1. one who is particularly proficient at an occupation or activity, esp. a successful gambler.

[US]W.J. Kountz Billy Baxter’s Letters 34: A Messe de Mariage seems to be some kind of a wedding march, and a bishop who is a real hot dog won’t issue a certificate unless the band plays the Messe.
[US]Ade Breaking Into Society (1904) 184: I sometimes suspect that I am not qualified to be a Hot Dog.
[US](con. early 1930s) C. McKay Harlem Glory (1990) 52: Stop kidding, sweet-back. [...] Can’t I see you’re on easy street, you hot dog.
[US]Atlantic Monthly Mar. 131: We had this one player [...] who could hit nine out of ten from the foul line with his back to the basket. He was a real hot dog.
[US]T. Alibrandi Killshot 49: They’re hot dogs. They beat out-of-shape business men all year for a chance to play each other.
[US]C. Hiaasen Double Whammy (1990) 31: They [i.e. professional anglers] sound like hot dogs, Ott. I just want to relax.

2. a show-off.

[US]E.H. Babbitt ‘College Words and Phrases’ in DN II:i 42: hot-dog, n. A conceited person.
[US]J. Brosnan Long Season 221: ‘He may be a Hot Dog but I don’t know where Scheffing would be without him’.
[US]T. Wolfe Kandy-Kolored Tangerine-Flake Streamline Baby (1966) 97: They have to design a car they can sell to the farmer in Kansas as well as the hot dog in Hollywood.
[US](con. 1969) C.R. Anderson Grunts 99: Can you believe it – some hot dog up on a pallet with his shirt off, actually trying to get a fucking suntan.
[US]J. Wambaugh Glitter Dome (1982) 134: A trio of black hot dogs in black-on-black with black boots.
[US]K. Anderson Night Dogs 22: [of police] They were the troublemakers, hot dogs, bad boys, adrenalin junkies back from Vietnam.
[US]J. Stahl Plainclothes Naked (2002) 250: Manny Rubert. That arrogant . . . hot dog!

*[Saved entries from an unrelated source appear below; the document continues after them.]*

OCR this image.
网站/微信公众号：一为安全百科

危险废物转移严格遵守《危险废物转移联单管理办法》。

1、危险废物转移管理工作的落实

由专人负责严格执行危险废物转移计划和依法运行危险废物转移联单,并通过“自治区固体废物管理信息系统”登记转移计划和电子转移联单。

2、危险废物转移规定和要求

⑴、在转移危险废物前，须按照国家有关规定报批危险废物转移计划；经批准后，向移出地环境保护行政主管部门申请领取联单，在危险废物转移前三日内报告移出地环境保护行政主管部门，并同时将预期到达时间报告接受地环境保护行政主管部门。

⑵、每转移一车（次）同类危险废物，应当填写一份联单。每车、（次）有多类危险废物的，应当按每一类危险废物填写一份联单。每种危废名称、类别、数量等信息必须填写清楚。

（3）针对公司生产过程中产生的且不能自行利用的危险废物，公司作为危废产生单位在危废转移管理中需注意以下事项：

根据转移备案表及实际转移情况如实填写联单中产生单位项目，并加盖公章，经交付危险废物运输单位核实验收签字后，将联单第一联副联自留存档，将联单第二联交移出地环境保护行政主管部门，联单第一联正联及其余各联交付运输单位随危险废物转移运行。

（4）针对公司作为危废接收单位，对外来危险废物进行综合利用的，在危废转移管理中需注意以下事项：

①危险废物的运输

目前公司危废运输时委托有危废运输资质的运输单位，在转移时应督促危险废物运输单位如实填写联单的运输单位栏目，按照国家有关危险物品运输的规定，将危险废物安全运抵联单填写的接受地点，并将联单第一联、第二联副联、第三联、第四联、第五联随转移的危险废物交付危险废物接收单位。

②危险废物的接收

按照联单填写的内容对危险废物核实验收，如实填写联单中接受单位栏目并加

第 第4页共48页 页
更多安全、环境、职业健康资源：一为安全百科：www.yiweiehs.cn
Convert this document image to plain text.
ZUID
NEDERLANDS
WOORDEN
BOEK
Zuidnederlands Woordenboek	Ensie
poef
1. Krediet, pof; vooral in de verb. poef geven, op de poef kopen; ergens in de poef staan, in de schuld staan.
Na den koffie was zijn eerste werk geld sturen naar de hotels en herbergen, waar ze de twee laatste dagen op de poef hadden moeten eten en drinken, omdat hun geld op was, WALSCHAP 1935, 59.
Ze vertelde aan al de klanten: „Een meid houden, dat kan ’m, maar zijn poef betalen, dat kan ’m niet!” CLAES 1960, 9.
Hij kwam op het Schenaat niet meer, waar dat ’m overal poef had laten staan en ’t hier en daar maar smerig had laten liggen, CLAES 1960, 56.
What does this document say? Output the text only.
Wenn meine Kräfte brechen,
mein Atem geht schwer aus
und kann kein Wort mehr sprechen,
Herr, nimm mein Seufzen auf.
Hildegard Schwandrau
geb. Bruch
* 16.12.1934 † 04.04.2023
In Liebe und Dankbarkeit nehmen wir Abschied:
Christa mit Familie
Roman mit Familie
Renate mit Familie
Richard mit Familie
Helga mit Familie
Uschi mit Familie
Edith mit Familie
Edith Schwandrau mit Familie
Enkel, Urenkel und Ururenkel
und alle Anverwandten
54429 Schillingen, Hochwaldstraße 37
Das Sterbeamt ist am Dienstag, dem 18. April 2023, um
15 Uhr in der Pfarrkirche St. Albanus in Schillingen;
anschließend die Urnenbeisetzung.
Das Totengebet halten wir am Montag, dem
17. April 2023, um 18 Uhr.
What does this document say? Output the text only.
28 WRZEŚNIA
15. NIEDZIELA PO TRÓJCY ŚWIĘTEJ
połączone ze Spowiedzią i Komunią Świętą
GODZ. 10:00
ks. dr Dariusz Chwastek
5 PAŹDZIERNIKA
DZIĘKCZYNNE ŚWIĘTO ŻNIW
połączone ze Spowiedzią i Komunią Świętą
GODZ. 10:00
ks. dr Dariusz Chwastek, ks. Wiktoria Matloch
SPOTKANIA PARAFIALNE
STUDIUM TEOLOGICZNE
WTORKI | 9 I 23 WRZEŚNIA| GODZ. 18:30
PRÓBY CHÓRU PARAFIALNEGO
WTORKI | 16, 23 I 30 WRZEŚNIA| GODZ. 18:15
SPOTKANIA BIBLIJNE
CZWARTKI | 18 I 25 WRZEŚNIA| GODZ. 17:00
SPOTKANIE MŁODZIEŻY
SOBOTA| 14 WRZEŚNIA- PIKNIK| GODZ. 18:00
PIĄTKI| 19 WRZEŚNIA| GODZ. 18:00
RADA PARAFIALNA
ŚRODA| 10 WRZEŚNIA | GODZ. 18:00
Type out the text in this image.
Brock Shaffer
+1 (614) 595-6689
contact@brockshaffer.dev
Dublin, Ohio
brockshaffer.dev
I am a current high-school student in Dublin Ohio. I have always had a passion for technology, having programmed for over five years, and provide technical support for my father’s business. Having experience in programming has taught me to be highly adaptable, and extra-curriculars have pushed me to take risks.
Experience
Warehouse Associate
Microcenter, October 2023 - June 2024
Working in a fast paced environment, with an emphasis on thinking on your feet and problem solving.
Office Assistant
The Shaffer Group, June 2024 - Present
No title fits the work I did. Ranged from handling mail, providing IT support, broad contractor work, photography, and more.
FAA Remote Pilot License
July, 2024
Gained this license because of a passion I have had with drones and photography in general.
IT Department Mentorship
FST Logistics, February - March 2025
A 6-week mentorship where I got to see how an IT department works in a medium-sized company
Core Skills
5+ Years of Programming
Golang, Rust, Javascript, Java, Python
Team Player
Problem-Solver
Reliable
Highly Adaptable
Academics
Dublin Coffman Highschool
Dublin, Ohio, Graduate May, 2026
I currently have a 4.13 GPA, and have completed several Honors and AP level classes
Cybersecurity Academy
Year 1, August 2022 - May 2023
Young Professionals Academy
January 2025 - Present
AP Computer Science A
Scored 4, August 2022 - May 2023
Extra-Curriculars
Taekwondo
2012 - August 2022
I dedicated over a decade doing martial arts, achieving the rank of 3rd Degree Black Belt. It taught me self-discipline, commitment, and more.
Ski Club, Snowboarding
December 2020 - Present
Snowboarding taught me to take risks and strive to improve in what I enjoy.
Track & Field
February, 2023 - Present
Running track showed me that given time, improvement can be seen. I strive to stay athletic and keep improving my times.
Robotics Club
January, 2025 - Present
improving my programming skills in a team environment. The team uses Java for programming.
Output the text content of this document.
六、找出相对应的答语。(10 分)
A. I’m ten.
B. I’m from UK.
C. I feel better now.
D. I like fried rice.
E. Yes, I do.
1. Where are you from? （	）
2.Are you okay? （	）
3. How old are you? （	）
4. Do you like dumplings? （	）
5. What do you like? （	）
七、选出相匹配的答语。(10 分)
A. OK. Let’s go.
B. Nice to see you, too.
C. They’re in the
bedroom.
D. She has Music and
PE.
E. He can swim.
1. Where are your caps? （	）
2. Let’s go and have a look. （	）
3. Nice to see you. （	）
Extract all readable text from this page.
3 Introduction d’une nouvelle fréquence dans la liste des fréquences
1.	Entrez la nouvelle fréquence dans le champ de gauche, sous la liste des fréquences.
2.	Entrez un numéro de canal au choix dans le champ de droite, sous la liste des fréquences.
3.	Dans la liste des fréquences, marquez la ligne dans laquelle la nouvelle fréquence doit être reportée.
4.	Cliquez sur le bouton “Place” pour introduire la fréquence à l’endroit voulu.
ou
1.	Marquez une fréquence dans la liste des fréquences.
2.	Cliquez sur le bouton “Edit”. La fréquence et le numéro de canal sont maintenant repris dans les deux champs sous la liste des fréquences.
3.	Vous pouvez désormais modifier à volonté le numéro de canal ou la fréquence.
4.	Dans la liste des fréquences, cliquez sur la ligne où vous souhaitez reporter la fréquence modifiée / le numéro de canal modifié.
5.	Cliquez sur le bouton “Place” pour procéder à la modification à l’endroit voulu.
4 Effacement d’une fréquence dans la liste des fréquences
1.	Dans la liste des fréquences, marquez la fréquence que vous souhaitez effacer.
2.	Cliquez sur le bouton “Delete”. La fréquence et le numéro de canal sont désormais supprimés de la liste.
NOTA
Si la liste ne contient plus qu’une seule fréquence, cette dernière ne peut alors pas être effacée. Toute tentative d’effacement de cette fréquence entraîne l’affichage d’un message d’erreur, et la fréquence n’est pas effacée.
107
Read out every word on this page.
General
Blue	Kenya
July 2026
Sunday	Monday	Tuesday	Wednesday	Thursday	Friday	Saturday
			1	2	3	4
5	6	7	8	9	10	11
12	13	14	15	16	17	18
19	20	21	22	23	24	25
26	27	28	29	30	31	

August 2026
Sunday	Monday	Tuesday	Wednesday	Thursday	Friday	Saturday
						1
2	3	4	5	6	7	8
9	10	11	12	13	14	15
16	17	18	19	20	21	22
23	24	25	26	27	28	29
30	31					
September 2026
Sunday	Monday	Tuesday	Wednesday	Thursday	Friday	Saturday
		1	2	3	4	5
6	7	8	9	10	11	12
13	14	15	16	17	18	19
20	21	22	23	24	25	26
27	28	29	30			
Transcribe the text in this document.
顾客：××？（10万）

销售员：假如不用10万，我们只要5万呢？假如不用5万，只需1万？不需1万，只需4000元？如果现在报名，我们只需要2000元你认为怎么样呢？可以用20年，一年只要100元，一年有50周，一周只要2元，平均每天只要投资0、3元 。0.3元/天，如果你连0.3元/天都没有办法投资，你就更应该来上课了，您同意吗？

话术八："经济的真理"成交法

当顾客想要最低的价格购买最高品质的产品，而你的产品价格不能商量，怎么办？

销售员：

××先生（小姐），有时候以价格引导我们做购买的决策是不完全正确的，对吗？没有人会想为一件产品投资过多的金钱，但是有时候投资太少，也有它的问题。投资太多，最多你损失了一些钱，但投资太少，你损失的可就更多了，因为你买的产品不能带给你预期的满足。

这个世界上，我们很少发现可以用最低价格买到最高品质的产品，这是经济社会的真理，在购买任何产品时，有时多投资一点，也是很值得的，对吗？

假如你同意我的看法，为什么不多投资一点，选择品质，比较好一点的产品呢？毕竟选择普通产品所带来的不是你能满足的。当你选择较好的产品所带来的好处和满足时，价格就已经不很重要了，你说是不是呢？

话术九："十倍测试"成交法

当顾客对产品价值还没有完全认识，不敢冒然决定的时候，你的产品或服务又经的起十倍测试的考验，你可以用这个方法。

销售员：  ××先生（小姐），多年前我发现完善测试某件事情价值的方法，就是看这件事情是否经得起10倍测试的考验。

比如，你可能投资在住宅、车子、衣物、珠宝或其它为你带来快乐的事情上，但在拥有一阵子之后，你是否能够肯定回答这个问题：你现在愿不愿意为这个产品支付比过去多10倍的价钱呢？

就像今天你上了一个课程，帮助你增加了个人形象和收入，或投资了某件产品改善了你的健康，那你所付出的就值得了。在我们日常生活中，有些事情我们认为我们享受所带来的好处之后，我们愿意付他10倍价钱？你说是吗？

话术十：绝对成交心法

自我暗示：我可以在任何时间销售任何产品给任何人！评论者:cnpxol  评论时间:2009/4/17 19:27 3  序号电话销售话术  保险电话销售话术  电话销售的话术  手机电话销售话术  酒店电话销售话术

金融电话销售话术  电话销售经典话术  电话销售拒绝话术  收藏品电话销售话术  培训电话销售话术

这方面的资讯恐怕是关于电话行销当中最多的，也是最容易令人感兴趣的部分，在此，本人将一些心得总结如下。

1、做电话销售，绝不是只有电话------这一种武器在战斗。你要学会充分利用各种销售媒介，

3. in ironic use, an unpleasant or incompetent person.

[US]Baker et al. CUSS 139: Hot dog An obnoxious person.
[US]J. Wambaugh Choirboys (1976) 31: Like most hotdogs he wore his cap tipped forward until the brim almost touched his nose.

4. something exciting, amusing.

[US]M. Braly On the Yard (2002) 139: Whenever he started a new one [i.e. book] he’d say, ‘This is a real hotdog—’ and give an involved description of the plot.